In a memorable example of his inconsistency, he made a deal with a Texas mayor to take numerous busloads of new arrivals even as he blasted the Texas governor as a racist for busing other migrants to New York.
Adams also had officials meet many of the buses and welcome each new arrival with a goody bag and help in getting taxpayer freebies.
The wonder is not that so many came to New York.
It’s that millions of others Biden let into America didn’t come here.
If they had, the city would be overrun and already broke.
As it is, the mayor is telling public-school parents they might have to replace security guards the city can’t pay and asking wealthy New Yorkers to increase their charity giving to fill empty coffers.
He might as well tell them to get out of Dodge while they can.
If they do, wherever they go, they will find plenty of former New Yorkers who gave up on the city and state.
The budget disaster comes at a time when Adams is already on thin ice.
A federal probe into fundraising for his ‘21 campaign includes the FBI serving search warrants on three associates.
And in an extraordinary moment, agents stopped the mayor on a street and ordered his security detail to step aside as they confiscated his three electronic devices.
Poor re-election footing
Even if no charges are brought against him, it’s hard to see how the city reverses its continuing decline and bounces back before Adams faces re-election in 2025.
Look at it this way: When he took office, New York had numerous problems and one genuine crisis — public safety.
Two years later, the city still has the same problems, including painfully high levels of crime, and additionally faces two new crises–the migrant crush and a financial calamity.
Good luck defending that record to voters.
Meanwhile, there is plenty of fat in the budget, which is now pegged at $110 billion.
A decade ago, it was $49 billion.
But Adams has proven to be much better at adding cronies to the payroll than keeping a tight rein on spending and setting priorities.
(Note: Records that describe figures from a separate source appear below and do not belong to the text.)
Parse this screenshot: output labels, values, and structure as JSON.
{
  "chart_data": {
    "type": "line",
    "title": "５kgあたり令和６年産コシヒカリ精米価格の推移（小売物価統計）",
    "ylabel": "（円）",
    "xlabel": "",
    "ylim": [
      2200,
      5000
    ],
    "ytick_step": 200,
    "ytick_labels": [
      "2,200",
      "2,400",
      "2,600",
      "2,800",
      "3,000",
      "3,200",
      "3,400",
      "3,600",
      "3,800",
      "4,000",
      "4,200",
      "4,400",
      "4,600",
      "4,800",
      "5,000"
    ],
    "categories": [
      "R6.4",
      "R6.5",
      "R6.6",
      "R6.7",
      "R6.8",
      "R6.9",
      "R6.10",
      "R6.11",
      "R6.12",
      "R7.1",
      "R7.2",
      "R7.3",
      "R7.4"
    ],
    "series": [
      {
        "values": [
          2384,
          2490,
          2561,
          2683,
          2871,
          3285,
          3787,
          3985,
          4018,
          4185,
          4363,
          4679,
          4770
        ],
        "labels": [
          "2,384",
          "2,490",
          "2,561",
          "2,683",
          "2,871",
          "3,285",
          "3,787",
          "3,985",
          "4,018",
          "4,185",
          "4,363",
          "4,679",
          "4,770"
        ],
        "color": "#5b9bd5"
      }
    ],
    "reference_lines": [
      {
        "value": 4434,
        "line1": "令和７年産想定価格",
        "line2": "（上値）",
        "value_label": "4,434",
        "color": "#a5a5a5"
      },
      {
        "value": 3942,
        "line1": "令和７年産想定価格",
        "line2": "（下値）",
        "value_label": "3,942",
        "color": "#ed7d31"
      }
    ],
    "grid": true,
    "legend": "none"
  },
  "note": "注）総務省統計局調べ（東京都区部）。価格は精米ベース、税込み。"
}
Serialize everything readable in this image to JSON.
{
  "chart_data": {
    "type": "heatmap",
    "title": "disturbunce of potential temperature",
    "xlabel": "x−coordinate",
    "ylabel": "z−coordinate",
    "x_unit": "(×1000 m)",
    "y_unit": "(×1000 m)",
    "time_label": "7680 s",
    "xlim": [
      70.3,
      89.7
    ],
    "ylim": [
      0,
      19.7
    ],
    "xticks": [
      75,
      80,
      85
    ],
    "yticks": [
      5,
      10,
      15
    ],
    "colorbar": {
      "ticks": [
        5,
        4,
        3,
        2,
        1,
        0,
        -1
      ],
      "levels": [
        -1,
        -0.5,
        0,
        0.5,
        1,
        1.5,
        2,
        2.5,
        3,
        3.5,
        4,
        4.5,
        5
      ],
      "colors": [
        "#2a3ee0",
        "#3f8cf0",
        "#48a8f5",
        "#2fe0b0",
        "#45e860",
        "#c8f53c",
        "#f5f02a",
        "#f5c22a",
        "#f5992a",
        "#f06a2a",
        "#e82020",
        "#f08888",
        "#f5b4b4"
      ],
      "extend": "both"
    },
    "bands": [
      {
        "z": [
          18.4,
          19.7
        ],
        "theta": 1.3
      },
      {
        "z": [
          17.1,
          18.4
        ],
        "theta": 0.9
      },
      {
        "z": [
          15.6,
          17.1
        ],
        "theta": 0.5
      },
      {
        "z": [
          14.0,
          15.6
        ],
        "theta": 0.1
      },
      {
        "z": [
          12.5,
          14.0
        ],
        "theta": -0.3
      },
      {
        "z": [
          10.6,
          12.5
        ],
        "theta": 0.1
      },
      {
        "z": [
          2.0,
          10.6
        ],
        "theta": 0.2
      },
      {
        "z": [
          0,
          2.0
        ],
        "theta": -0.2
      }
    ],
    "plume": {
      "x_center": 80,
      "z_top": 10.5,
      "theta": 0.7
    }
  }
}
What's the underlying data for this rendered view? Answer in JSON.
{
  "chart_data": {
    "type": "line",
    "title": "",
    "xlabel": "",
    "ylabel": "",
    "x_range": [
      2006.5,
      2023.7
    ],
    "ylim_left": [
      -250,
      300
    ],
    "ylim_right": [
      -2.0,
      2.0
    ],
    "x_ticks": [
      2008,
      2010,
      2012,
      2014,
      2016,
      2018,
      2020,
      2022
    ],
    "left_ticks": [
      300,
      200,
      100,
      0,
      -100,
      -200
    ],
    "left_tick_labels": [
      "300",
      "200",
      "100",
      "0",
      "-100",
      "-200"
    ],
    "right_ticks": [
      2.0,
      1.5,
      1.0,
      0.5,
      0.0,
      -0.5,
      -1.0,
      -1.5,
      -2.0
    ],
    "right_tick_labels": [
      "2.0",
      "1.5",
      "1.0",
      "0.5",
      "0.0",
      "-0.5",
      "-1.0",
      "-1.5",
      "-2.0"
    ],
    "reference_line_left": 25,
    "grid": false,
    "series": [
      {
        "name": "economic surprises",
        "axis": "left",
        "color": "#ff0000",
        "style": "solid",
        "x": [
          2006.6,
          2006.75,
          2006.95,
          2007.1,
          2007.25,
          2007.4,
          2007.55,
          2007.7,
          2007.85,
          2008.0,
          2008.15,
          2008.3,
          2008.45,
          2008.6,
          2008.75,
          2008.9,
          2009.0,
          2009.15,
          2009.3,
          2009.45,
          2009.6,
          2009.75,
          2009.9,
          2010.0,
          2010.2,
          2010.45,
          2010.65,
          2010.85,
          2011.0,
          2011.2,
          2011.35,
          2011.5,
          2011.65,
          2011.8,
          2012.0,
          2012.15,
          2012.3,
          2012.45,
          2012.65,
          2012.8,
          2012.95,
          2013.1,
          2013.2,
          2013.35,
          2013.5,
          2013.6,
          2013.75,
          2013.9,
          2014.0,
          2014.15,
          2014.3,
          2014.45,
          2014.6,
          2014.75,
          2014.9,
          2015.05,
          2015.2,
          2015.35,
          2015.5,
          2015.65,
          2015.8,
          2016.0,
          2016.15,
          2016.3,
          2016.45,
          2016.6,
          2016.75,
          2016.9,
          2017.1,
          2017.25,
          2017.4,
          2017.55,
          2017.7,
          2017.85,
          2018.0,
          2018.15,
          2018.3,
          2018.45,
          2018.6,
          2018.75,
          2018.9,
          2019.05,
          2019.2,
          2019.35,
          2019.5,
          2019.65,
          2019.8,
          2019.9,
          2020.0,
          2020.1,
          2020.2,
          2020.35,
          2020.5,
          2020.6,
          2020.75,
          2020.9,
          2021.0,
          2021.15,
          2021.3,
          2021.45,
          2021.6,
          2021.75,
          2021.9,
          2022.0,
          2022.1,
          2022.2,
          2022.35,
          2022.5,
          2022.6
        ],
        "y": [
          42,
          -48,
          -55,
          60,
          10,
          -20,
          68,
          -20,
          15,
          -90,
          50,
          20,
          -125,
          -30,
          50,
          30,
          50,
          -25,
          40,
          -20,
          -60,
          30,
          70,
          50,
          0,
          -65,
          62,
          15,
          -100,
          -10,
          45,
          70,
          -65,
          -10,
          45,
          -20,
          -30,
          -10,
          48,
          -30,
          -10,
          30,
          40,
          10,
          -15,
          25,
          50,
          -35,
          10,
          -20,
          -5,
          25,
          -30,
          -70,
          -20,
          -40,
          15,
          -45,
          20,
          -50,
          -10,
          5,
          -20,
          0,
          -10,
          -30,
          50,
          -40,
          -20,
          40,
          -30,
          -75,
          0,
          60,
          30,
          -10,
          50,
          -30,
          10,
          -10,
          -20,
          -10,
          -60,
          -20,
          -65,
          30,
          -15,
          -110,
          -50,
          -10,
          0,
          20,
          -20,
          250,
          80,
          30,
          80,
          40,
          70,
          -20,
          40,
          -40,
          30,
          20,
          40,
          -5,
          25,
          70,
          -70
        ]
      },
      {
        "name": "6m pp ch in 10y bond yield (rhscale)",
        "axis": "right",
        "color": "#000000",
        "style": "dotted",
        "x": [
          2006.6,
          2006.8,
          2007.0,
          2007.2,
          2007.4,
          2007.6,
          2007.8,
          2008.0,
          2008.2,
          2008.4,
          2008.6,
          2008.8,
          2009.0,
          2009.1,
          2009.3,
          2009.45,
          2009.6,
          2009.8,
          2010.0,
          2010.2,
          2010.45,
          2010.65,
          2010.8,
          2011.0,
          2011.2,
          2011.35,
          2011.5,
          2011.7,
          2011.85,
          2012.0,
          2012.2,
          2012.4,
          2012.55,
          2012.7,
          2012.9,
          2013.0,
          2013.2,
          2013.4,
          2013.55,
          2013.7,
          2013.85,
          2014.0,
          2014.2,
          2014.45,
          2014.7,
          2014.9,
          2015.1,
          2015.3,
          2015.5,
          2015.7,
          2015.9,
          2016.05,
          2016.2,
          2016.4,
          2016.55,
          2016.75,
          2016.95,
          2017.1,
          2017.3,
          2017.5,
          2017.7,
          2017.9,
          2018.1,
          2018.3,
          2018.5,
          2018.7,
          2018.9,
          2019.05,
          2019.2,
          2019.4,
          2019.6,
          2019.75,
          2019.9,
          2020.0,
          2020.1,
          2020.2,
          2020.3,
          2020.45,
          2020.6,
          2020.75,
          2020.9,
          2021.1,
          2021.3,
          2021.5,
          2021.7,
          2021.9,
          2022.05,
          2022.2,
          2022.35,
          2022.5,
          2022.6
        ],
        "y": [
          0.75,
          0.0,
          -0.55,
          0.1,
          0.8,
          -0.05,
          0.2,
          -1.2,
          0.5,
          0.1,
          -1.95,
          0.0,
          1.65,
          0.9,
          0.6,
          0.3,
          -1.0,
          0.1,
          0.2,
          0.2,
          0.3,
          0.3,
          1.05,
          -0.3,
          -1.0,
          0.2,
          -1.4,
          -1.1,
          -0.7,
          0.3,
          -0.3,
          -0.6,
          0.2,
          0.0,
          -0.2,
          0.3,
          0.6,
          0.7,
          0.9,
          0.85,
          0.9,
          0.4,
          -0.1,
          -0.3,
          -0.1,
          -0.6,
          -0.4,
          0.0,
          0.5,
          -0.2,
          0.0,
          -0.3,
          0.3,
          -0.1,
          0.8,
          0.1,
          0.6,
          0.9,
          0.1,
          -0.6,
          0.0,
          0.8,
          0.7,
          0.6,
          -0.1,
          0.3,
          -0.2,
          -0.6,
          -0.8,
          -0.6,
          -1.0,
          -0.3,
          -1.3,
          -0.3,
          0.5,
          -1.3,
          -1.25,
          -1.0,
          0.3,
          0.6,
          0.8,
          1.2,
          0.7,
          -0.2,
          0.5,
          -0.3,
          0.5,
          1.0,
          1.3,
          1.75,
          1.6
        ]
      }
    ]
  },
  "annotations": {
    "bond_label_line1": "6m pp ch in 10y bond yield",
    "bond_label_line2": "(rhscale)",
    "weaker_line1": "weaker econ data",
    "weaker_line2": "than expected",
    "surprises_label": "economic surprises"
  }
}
His deals with municipal unions are more expensive than necessary because he didn’t demand givebacks to reduce costs to taxpayers.
While it’s true he’s gotten little help from fellow Democrats Biden or Gov. Hochul, it’s also true Adams squandered his leverage.
His endorsement of Hochul was critical in her tight re-election, but he gave it to her without getting the criminal justice reforms he wanted.
As for Biden, Adams could have joined the chorus of mostly-GOP governors who blasted the flood of migrants through the open border.
Instead he chose to play loyal Dem while assuming Biden would pick up the city’s costs.
Again, he got nothing for his support. No matter the time, it’s always amateur hour.
What could be a turning point in his tenure came Nov. 2, when his personal interest and civic duty collided.
Waiting for his plane to take off, he touted a long-sought meeting with White House officials over migrant costs.
But by the time he landed, he learned about the FBI raid on the home of his top fund-raising aide and bailed on the meeting to catch the next plane back to New York.
His excuses were lame, but revealing.
The city is on its own.
‘Anti-Zionism’ just a hate rebranding
An excerpt from a 2015 speech by the late British Rabbi Jonathan Sacks:
“And let me therefore explain to you what makes the new antisemitism different from its predecessors.”
“Three things. Number one, in the Middle Ages, Jews were hated for their religion. In the 19th and early 20th century, they were hated for their race.”
“Today they are hated for their nation-state, and that is radically new, and that is what makes anti-Zionism.”
“Not criticism of Israel. I mean, for heaven’s sake, I don’t know any Israeli who doesn’t criticize Israel, so criticizing Israel does not make you an antisemite, but anti-Zionism.”
“The idea that Israel alone — I mean, there are 102 countries of the United Nations in which a majority of the population is Christian.”
“There are 57 members of the [Organization of Islamic Cooperation].”
“That Jews should have one country of their own is one too many — that is the new mode of antisemitism.”